Dans ce journal qu’il tient sur quatre ans, au début des années 2000, apparaît assez rapidement cette phrase assertorique qui fait comme irruption à l’intérieur de son propos comme souvent hybride et habile : anecdotes du milieu parisien, considérations sur la vie privée, scènes de la vie quotidienne, spéculations littéraires. ll condamne, à juste titre, la posture politique de bien des auteurs, surtout ceux qui sont médiatiques, et invite à songer à un référent littéraire synonyme d’engagement artistique et intellectuel total, soit ce qu’exprimait Robbe-Grillet en son temps : ce que l’on demande à l’auteur, c’est de s’engager pleinement dans ses formes narratives et non dans un quelconque militantisme. Richard Millet en appelle ainsi les auteurs à travailler - vieux concept qui traverse le temps - , mettant l’accent, conjointement, sur l’obsolescence du clivage droite/gauche, particulièrement visible aujourd’hui, vingt ans après. Dans une époque sans doute post-libérale.

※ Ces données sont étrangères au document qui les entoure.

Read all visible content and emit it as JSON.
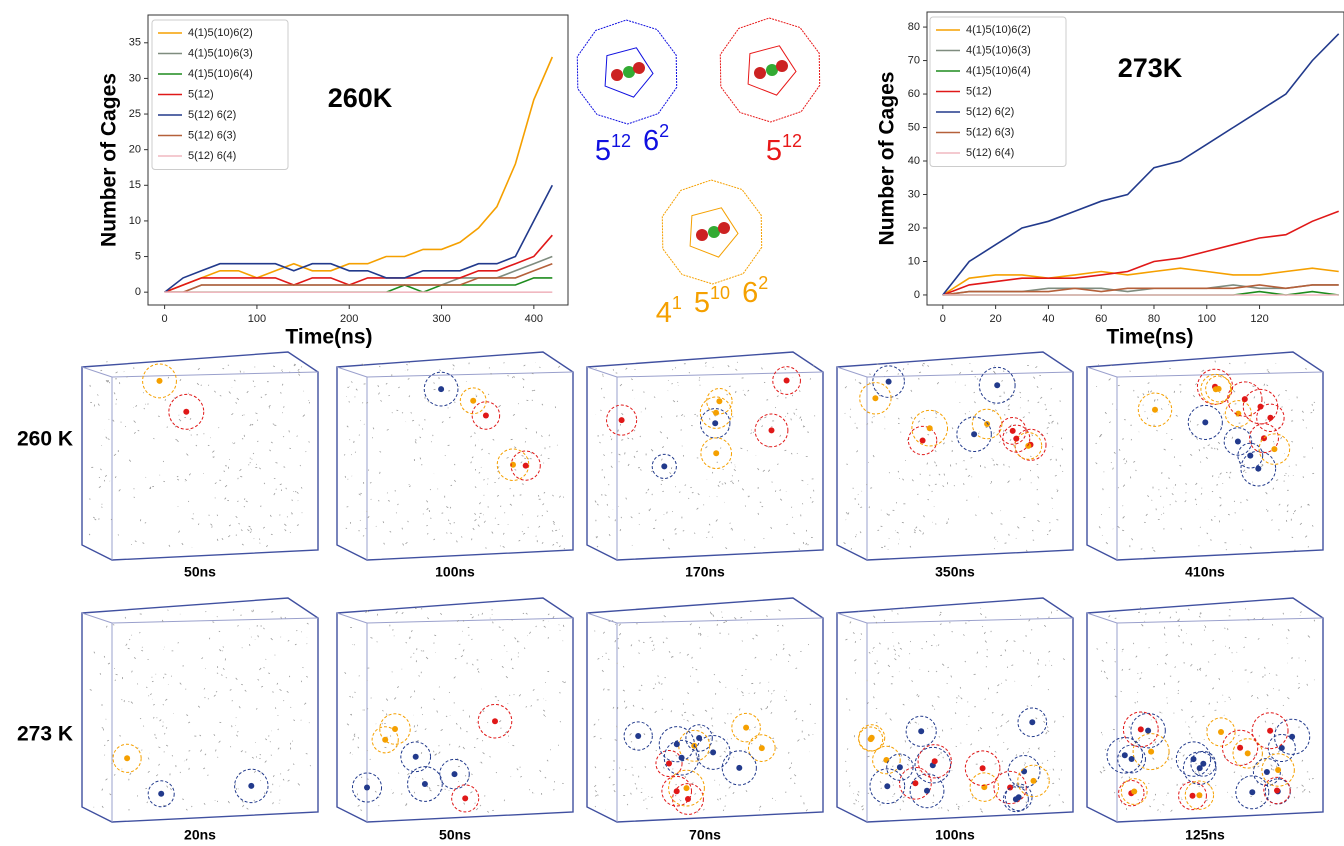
{
  "chart_data": [
    {
      "type": "line",
      "annotation": "260K",
      "xlabel": "Time(ns)",
      "ylabel": "Number of Cages",
      "x": [
        0,
        20,
        40,
        60,
        80,
        100,
        120,
        140,
        160,
        180,
        200,
        220,
        240,
        260,
        280,
        300,
        320,
        340,
        360,
        380,
        400,
        420
      ],
      "xlim": [
        -18,
        437
      ],
      "xticks": [
        0,
        100,
        200,
        300,
        400
      ],
      "ylim": [
        -1.8,
        38.9
      ],
      "yticks": [
        0,
        5,
        10,
        15,
        20,
        25,
        30,
        35
      ],
      "legend": "upper left",
      "series": [
        {
          "name": "4(1)5(10)6(2)",
          "color": "#f5a000",
          "values": [
            0,
            1,
            2,
            3,
            3,
            2,
            3,
            4,
            3,
            3,
            4,
            4,
            5,
            5,
            6,
            6,
            7,
            9,
            12,
            18,
            27,
            33
          ]
        },
        {
          "name": "4(1)5(10)6(3)",
          "color": "#7f8c7f",
          "values": [
            0,
            0,
            1,
            1,
            1,
            1,
            1,
            1,
            1,
            1,
            1,
            1,
            1,
            1,
            1,
            1,
            2,
            2,
            2,
            3,
            4,
            5
          ]
        },
        {
          "name": "4(1)5(10)6(4)",
          "color": "#1e8c1e",
          "values": [
            0,
            0,
            0,
            0,
            0,
            0,
            0,
            0,
            0,
            0,
            0,
            0,
            0,
            1,
            0,
            1,
            1,
            1,
            1,
            1,
            2,
            2
          ]
        },
        {
          "name": "5(12)",
          "color": "#e01818",
          "values": [
            0,
            1,
            2,
            2,
            2,
            2,
            2,
            1,
            2,
            2,
            1,
            2,
            2,
            2,
            2,
            2,
            2,
            3,
            3,
            4,
            5,
            8
          ]
        },
        {
          "name": "5(12) 6(2)",
          "color": "#223a8c",
          "values": [
            0,
            2,
            3,
            4,
            4,
            4,
            4,
            3,
            4,
            4,
            3,
            3,
            2,
            2,
            3,
            3,
            3,
            4,
            4,
            5,
            10,
            15
          ]
        },
        {
          "name": "5(12) 6(3)",
          "color": "#b5603a",
          "values": [
            0,
            0,
            1,
            1,
            1,
            1,
            1,
            1,
            1,
            1,
            1,
            1,
            1,
            1,
            1,
            1,
            1,
            2,
            2,
            2,
            3,
            4
          ]
        },
        {
          "name": "5(12) 6(4)",
          "color": "#f0b8c0",
          "values": [
            0,
            0,
            0,
            0,
            0,
            0,
            0,
            0,
            0,
            0,
            0,
            0,
            0,
            0,
            0,
            0,
            0,
            0,
            0,
            0,
            0,
            0
          ]
        }
      ]
    },
    {
      "type": "line",
      "annotation": "273K",
      "xlabel": "Time(ns)",
      "ylabel": "Number of Cages",
      "x": [
        0,
        10,
        20,
        30,
        40,
        50,
        60,
        70,
        80,
        90,
        100,
        110,
        120,
        130,
        140,
        150
      ],
      "xlim": [
        -6,
        152
      ],
      "xticks": [
        0,
        20,
        40,
        60,
        80,
        100,
        120
      ],
      "ylim": [
        -3,
        84.5
      ],
      "yticks": [
        0,
        10,
        20,
        30,
        40,
        50,
        60,
        70,
        80
      ],
      "legend": "upper left",
      "series": [
        {
          "name": "4(1)5(10)6(2)",
          "color": "#f5a000",
          "values": [
            0,
            5,
            6,
            6,
            5,
            6,
            7,
            6,
            7,
            8,
            7,
            6,
            6,
            7,
            8,
            7
          ]
        },
        {
          "name": "4(1)5(10)6(3)",
          "color": "#7f8c7f",
          "values": [
            0,
            1,
            1,
            1,
            2,
            2,
            2,
            1,
            2,
            2,
            2,
            3,
            2,
            2,
            3,
            3
          ]
        },
        {
          "name": "4(1)5(10)6(4)",
          "color": "#1e8c1e",
          "values": [
            0,
            0,
            0,
            0,
            0,
            0,
            0,
            0,
            0,
            0,
            0,
            0,
            1,
            0,
            1,
            0
          ]
        },
        {
          "name": "5(12)",
          "color": "#e01818",
          "values": [
            0,
            3,
            4,
            5,
            5,
            5,
            6,
            7,
            10,
            11,
            13,
            15,
            17,
            18,
            22,
            25
          ]
        },
        {
          "name": "5(12) 6(2)",
          "color": "#223a8c",
          "values": [
            0,
            10,
            15,
            20,
            22,
            25,
            28,
            30,
            38,
            40,
            45,
            50,
            55,
            60,
            70,
            78
          ]
        },
        {
          "name": "5(12) 6(3)",
          "color": "#b5603a",
          "values": [
            0,
            1,
            1,
            1,
            1,
            2,
            1,
            2,
            2,
            2,
            2,
            2,
            3,
            2,
            3,
            3
          ]
        },
        {
          "name": "5(12) 6(4)",
          "color": "#f0b8c0",
          "values": [
            0,
            0,
            0,
            0,
            0,
            0,
            0,
            0,
            0,
            0,
            0,
            0,
            0,
            0,
            0,
            0
          ]
        }
      ]
    }
  ],
  "cages": [
    {
      "color": "#1010e0",
      "label": [
        {
          "base": "5",
          "sup": "12"
        },
        {
          "base": "6",
          "sup": "2"
        }
      ]
    },
    {
      "color": "#e81818",
      "label": [
        {
          "base": "5",
          "sup": "12"
        }
      ]
    },
    {
      "color": "#f5a000",
      "label": [
        {
          "base": "4",
          "sup": "1"
        },
        {
          "base": "5",
          "sup": "10"
        },
        {
          "base": "6",
          "sup": "2"
        }
      ]
    }
  ],
  "snapshots": [
    {
      "row_label": "260 K",
      "times": [
        "50ns",
        "100ns",
        "170ns",
        "350ns",
        "410ns"
      ]
    },
    {
      "row_label": "273 K",
      "times": [
        "20ns",
        "50ns",
        "70ns",
        "100ns",
        "125ns"
      ]
    }
  ]
}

Cette assertion est on ne peut plus réaliste aujourd’hui, dans la mesure où le Nouveau roman continue probablement d’avoir de l’influence - quelle nouvelle innovation littéraire peut se targuer d’être aboutie, hormis peut-être la littérature abstraite ? - et que le paysage politique offre des ruines particulièrement étendues.

Décaler la situation, c’est mentionner, également, l’indigence intellectuelle de bien des écrivains français reconnus, qui préfèrent s’exprimer ou paraître politiquement plutôt que d’essayer d’être des auteurs. Car un auteur, soit un écrivain engagé dans une œuvre qu’il ne connaît pas forcément à l’avance, finit toujours par dévoiler un sens politique, sans qu’il faille entrer dans l’arène.

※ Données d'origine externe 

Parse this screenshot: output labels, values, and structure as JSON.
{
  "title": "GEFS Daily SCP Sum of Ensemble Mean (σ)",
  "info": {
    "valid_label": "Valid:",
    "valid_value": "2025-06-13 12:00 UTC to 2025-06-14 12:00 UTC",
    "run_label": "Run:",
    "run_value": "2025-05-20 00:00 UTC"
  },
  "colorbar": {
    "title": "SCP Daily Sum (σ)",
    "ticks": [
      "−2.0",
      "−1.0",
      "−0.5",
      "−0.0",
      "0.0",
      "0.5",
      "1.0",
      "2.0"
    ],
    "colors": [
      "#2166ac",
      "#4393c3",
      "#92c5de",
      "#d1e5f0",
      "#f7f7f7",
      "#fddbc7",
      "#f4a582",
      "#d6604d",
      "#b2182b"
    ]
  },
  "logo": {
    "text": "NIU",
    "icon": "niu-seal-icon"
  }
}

Si la plupart des écrivains médiatiques sont dans une coloration politique, la raison en est simple : ils sont dans le jeu social. Hors, Richard Millet ne l’est pas. Il n’a jamais eu d’ambition sociale. Mais une ambition dépourvue d’adjectivité, qui sous-tend, ainsi, ce que l’on appelle la noblesse ou l’aristocratie, aspect que j’ai plusieurs fois développé dans mes essais pour mon propre parcours. Richard Millet nous renvoie un double miroir : celui d’un homme libre, celui d’une référence libre. Si son phrasé a des racines proustiennes, il s’intéresse aux derniers apports décisifs de la littérature contemporaine. Lucide sur l’hyper-décomposition de l’Occident, il ne voit que le mythe comme horizon pour les auteurs dignes de ce nom, a fortiori les prototypes comme je les ai baptisés dans mon essai " La grille des écrivains " (RAL,M, " espace panoramique occidental " ) .

J’irai plus loin : les écrivains sont désormais condamnés à l’empire. Un empire qui va et ira défier l’Histoire et le fatum. En pariant, peut-être, sur une évolution favorable de cette même Histoire.

Une Histoire, qui sait, accompagnée ou bouleversée par la conviction de quelques auteurs lucides, pleinement engagés dans leur œuvre qui remet au goût du jour un concept simple et maintes fois repris : celui de liberté.